Schwäbische Zeitung (Tettnang)
Wie Eltern mit Autismus bei ihrem Kind umgehen sollten
Bei der Fachtagung des Berufsbildungswerks Adolf Aich zeigen Experten, wieso soziale Teilhabe elementar ist
LIEBENAU/RAVENSBURG (sz) Menschen mit autistischer Wahrnehmung sehen, hören, erleben und spüren ihre Umwelt anders. Pädagogische Sichtweise, schulische Förderung und diagnostische Fragen standen im Mittelpunkt des 13. Fachtags des Kompetenznetzwerks Autismus Bodensee-Oberschwaben in Ravensburg. Gastgeber für die mehr als 220 Teilnehmer war das zur Stiftung Liebenau gehörende Berufsbildungswerk Adolf Aich (BBW).
Derzeit werden hier rund 150 junge Menschen mit Autismus fit gemacht für den Start ins Berufsleben. Aktuell ist das BBW dabei, sich als „Autismusgerechtes Berufsbildungswerk“zertifizieren zu lassen. „Ist jemand ein bisschen oder richtig autistisch?“, fragte Ludger Tebartz van Elst. Er ist stellvertretender ärztlicher Direktor und Leiter des Erwachsenenbereiches des Universitären Zentrums Autismus Spektrum in Freiburg.

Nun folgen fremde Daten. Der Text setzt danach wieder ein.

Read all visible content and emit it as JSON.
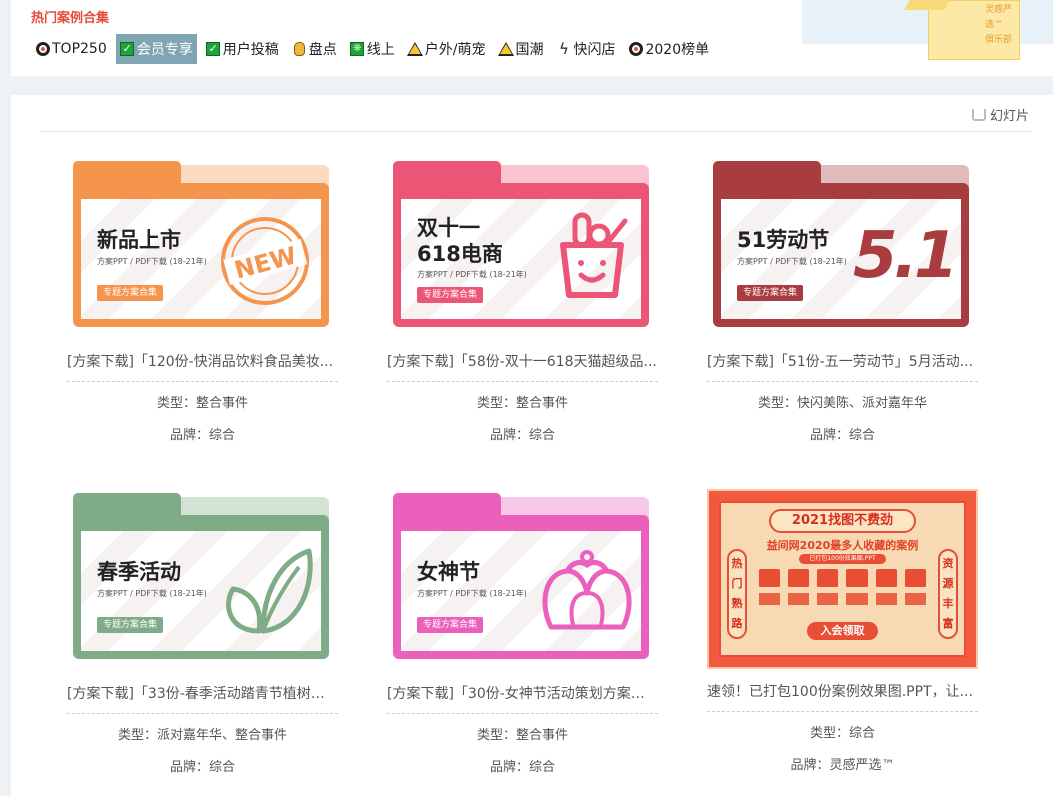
{
  "section": {
    "title": "热门案例合集"
  },
  "tags": [
    {
      "label": "TOP250",
      "icon": "ring-icon"
    },
    {
      "label": "会员专享",
      "icon": "checkbox-icon",
      "active": true
    },
    {
      "label": "用户投稿",
      "icon": "checkbox-icon"
    },
    {
      "label": "盘点",
      "icon": "hand-icon"
    },
    {
      "label": "线上",
      "icon": "sparkle-icon"
    },
    {
      "label": "户外/萌宠",
      "icon": "warning-icon"
    },
    {
      "label": "国潮",
      "icon": "warning-icon"
    },
    {
      "label": "快闪店",
      "icon": "bolt-icon"
    },
    {
      "label": "2020榜单",
      "icon": "ring-icon"
    }
  ],
  "promo": {
    "line1": "灵感严选™",
    "line2": "俱乐部"
  },
  "toolbar": {
    "slideshow_label": "幻灯片"
  },
  "colors": {
    "accent_red": "#e24e3a",
    "active_tag": "#7ea6b3"
  },
  "cards": [
    {
      "title": "[方案下载]「120份-快消品饮料食品美妆...",
      "type_label": "类型：整合事件",
      "brand_label": "品牌：综合",
      "thumb": {
        "heading": "新品上市",
        "sub": "方案PPT / PDF下载 (18-21年)",
        "button": "专题方案合集",
        "badge": "NEW",
        "color": "#f5944d"
      }
    },
    {
      "title": "[方案下载]「58份-双十一618天猫超级品...",
      "type_label": "类型：整合事件",
      "brand_label": "品牌：综合",
      "thumb": {
        "heading_line1": "双十一",
        "heading_line2": "618电商",
        "sub": "方案PPT / PDF下载 (18-21年)",
        "button": "专题方案合集",
        "color": "#ec5576"
      }
    },
    {
      "title": "[方案下载]「51份-五一劳动节」5月活动...",
      "type_label": "类型：快闪美陈、派对嘉年华",
      "brand_label": "品牌：综合",
      "thumb": {
        "heading": "51劳动节",
        "sub": "方案PPT / PDF下载 (18-21年)",
        "button": "专题方案合集",
        "badge": "5.1",
        "color": "#a83c3e"
      }
    },
    {
      "title": "[方案下载]「33份-春季活动踏青节植树节...",
      "type_label": "类型：派对嘉年华、整合事件",
      "brand_label": "品牌：综合",
      "thumb": {
        "heading": "春季活动",
        "sub": "方案PPT / PDF下载 (18-21年)",
        "button": "专题方案合集",
        "color": "#7fac86"
      }
    },
    {
      "title": "[方案下载]「30份-女神节活动策划方案」...",
      "type_label": "类型：整合事件",
      "brand_label": "品牌：综合",
      "thumb": {
        "heading": "女神节",
        "sub": "方案PPT / PDF下载 (18-21年)",
        "button": "专题方案合集",
        "color": "#eb5fbd"
      }
    },
    {
      "title": "速领！已打包100份案例效果图.PPT，让...",
      "type_label": "类型：综合",
      "brand_label": "品牌：灵感严选™",
      "thumb": {
        "title": "2021找图不费劲",
        "subtitle": "益间网2020最多人收藏的案例",
        "ribbon": "已打包100份效果图.PPT",
        "left_side": [
          "热",
          "门",
          "熟",
          "路"
        ],
        "right_side": [
          "资",
          "源",
          "丰",
          "富"
        ],
        "button": "入会领取"
      }
    }
  ]
}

Den ausgewiesenen Fachmann zum Thema Differenzialdiagnosen begrüßte Stefan Thelemann, Leiter des BBW-Fachdienstes Diagnostik und Entwicklung, als ersten Redner. Dieser verglich das bei Betroffenen lebenslang vorhandene Phänomen Autismus mit der Körpergröße. „Es macht keinen Sinn, wenn Eltern zu ihrem Kind sagen, jetzt hör‘ doch mal auf, so groß zu sein.“Man könne aber sehr wohl lernen, damit umzugehen.

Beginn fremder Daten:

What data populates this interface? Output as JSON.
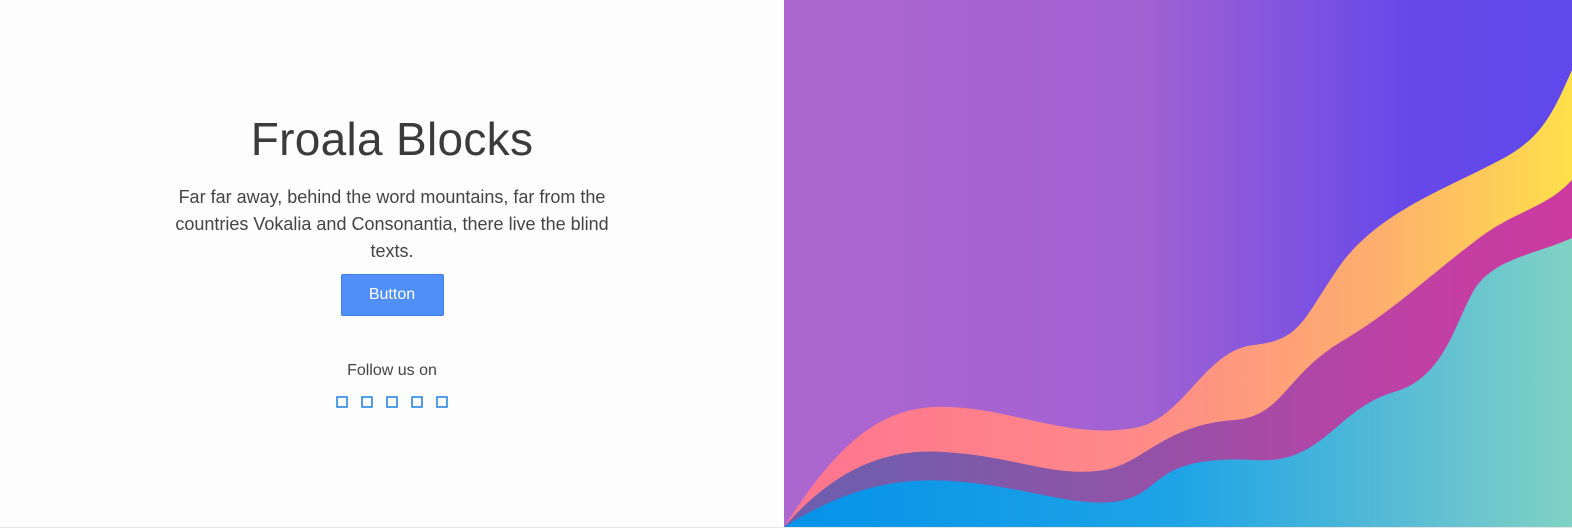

„Bei Autismus finden wir ein Cluster auffälliger Merkmale“, so van Elst. Dazu gehören Schwierigkeiten im sozialen Umgang, Auffälligkeiten bei Blickkontakt und Körpersprache sowie eingeschränkte Interessen mit sich wiederholenden, stereotyp ablaufenden Verhaltensweisen.
Nicht mit der Struktur eines Menschen, zu der beispielsweise auch die Persönlichkeit gehört, zu verwechseln, seien Probleme wie Konflikte und Mobbing und ein bestimmter Zustand wie eine Depression, eine Psychose oder Ängste. „Die Phänomene sind allerdings häufig miteinander verwoben und schwer auseinander zu halten.“Deshalb sei es wichtig, ganz genau hinzuschauen.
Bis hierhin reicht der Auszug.